[Review]Learning Statistical Texture for Semantic Segmentation

redgreen·2022년 5월 9일

PaperReview

목록 보기

9/9

CVPR 2021에서 발표된 논문
github

1. Introduction

기존의 semantic segmentation 모델들은 contextual information in high-level feature에 집중했다.
:high-level layer만을 사용하는 것은 edge 등의 중요한 detail을 놓칠 수 있어 skip-connection 등의 기법이 활용된다.

해당 논문에서는 low-level texture feature가 local structure뿐 아니라 global statistical knowledge도 가지고 있다고 주장한다.

low-level information의 distribution을 분석하기 위해 STLNet(Statistical Texture Learning Network)을 고안했다고 한다.

image texture는 단순 boundary, smoothness, coarseness 등의 local structural property일 뿐 아니라 global statistical property라고 주장한다.

low-level information을 통해 histogram of intensity를 추출하는 일종의 spectral domain analysis라고 주장한다.

2.Model

모델의 크게 3가지 구조를 가진다.

2.1 QCO(Quantization and Counting Operator)

크게 quntize와 count 두가지 연산을 수행하고 1-d QCO와 2-d QCO로 구분된다.
1) quantize inpute feature into multiple layer
2) count the number of features

2.1.1 1-d QCO

Quanitzation

1) input map에 Global Average Pooling을 한 결과를 다시 input map과 Cosine similarity를 구해준다
2) 임의의 N개의 level로 나누어 준후 quantization encoding vector $E_i$ 를 얻는다.

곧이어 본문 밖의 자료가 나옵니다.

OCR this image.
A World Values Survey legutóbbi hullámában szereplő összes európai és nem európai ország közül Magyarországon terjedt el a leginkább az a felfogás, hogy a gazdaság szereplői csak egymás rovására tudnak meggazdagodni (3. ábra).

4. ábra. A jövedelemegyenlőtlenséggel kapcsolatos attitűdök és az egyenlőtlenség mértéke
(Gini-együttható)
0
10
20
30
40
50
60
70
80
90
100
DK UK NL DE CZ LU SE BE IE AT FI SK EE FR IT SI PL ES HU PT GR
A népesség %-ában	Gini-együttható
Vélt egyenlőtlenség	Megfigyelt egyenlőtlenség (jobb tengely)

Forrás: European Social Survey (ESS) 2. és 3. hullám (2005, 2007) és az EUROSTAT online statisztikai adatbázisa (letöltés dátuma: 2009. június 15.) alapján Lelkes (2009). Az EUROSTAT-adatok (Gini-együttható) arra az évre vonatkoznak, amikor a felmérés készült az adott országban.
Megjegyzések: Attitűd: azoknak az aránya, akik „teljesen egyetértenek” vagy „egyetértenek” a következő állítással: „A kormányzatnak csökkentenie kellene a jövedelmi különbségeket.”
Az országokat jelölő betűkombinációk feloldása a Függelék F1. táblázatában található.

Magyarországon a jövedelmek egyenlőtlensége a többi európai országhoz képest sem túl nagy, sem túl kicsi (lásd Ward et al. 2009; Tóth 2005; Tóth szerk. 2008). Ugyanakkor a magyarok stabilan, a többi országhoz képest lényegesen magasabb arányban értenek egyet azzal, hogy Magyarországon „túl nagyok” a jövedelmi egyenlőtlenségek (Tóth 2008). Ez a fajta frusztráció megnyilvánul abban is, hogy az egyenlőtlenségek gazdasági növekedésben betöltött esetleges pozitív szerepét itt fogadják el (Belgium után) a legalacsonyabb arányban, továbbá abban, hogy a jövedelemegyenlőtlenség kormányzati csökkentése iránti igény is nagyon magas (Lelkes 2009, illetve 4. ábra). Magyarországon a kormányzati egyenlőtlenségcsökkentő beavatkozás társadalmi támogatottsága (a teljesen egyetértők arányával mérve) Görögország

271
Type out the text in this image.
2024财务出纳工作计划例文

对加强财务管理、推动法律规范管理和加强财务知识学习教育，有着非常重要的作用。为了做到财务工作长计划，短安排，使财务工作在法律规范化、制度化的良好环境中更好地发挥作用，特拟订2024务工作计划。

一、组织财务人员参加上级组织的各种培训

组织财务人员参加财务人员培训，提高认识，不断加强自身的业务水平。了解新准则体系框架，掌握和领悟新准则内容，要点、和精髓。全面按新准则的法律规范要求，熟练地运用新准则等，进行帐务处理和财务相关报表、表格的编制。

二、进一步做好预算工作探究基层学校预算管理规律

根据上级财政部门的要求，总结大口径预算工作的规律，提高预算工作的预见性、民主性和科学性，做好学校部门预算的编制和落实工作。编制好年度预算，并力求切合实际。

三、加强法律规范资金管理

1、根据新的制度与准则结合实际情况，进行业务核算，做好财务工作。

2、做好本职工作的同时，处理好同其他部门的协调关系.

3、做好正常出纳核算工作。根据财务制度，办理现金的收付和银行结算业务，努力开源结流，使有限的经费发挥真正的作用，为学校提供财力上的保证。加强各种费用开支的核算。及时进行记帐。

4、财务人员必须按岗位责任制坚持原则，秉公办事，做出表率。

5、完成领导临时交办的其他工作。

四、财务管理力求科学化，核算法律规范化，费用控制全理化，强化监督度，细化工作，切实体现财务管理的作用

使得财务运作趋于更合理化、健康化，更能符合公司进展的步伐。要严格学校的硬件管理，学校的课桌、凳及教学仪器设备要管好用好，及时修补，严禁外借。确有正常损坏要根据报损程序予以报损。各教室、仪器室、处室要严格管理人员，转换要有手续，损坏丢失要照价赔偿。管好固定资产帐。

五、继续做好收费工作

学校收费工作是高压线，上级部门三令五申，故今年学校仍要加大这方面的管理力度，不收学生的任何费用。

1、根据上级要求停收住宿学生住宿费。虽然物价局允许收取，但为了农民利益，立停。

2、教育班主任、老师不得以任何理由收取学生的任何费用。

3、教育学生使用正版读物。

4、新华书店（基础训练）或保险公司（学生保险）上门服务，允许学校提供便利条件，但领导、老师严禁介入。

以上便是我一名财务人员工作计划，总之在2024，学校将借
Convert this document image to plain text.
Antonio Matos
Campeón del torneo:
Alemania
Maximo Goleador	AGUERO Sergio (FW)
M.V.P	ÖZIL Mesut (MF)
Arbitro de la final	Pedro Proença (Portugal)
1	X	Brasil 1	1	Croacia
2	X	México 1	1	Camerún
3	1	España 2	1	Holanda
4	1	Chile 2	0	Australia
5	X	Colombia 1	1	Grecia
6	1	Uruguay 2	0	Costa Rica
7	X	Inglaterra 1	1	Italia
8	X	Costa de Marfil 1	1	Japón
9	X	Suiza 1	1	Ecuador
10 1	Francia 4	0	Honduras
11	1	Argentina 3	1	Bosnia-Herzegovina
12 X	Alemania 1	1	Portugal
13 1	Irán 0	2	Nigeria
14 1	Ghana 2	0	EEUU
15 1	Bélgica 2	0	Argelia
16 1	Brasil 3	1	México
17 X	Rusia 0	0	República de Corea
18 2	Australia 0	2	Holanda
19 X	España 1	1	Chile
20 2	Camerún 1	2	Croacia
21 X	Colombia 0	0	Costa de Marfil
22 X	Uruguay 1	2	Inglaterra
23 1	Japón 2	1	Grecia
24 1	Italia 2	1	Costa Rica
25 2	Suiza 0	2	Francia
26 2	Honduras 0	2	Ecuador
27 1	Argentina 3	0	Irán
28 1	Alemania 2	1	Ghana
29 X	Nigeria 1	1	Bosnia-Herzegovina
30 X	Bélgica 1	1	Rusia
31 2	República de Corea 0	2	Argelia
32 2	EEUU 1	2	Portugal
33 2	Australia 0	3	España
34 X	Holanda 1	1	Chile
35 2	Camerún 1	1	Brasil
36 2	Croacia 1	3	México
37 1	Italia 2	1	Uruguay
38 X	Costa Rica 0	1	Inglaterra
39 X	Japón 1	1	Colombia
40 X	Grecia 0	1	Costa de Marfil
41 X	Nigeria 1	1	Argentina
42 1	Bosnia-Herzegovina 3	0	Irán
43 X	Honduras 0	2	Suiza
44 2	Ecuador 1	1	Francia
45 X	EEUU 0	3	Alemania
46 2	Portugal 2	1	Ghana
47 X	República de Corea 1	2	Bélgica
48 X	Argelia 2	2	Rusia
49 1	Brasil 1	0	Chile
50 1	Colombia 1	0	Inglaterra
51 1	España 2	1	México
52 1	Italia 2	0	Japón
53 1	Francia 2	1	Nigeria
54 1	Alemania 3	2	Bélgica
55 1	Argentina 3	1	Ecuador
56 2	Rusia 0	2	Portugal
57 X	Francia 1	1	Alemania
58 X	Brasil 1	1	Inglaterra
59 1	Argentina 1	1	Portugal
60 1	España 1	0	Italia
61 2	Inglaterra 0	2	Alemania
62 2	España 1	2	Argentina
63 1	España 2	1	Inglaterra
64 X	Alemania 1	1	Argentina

이때 얻어지는 $E_i$ 는 $S_i$ 의 quantization level을 나타낸다

argmax나 one-hot encoding 방법보다 smoother way를 사용함으로써 gradient vanishing 문제를 피할 수 있다고 한다.

Counting

벡터 $L$ 과 $E$ 의 channel-wise mean을 Concat한다.

Average Feature Encoding

위의 과정을 통해 얻은 $C$ 와 앞서 global average pooling을 통해 얻었던 $g$ 를 concat하여 output을 얻는다

2.1.2 2-d QCO

2-d QCO에서는 1-d와 유사하지만 인접 pixel간 관계를 통해 공간정보에 주목한다.

2.2 TEM

enhance texture details

1-d QCO를 통해 얻은 값을 q, k, v로 나누어 학습한다.

2.3 PTFEM

exploit texutre-related information

multi-scale feature사용을 위해 다양한 크기의 2-d QCO를 사용하고 논문에서는 [1, 2, 3, 6]크기의 scale을 사용하여 이미지를 축소하였다.

2.4 Loss

원활한 학습을 위해 auxilary layer를 사용하였다.

auxiliary output에는 cross entropy를, main ouput에는 OHEM(online hard examples mining)을 사용하였다고 한다(focal loss와 유사한 목적인듯?)

3. Result

TEM 모듈 적용 전, 후를 비교했을 때 더 뚜렷한 texture detail에 대해 얻을 수 있었다고 한다.

PASCAL, ADE20K, Cityscapes 등의 데이터셋에서 기존 SOTA모델 보다 좋은 성능을 보였다고한다.(ResNet-101기준)

FLOPS

github에 올라와있는 코드를 backbone없이 사용했을 때에도 다른 모델 보다 상당히 무거워졌다.--> 확인해볼 필요가 있는듯

DeepLapV3와의 비교시 조금더 detail한 부분을 잡는 것을 확인할 수 있다.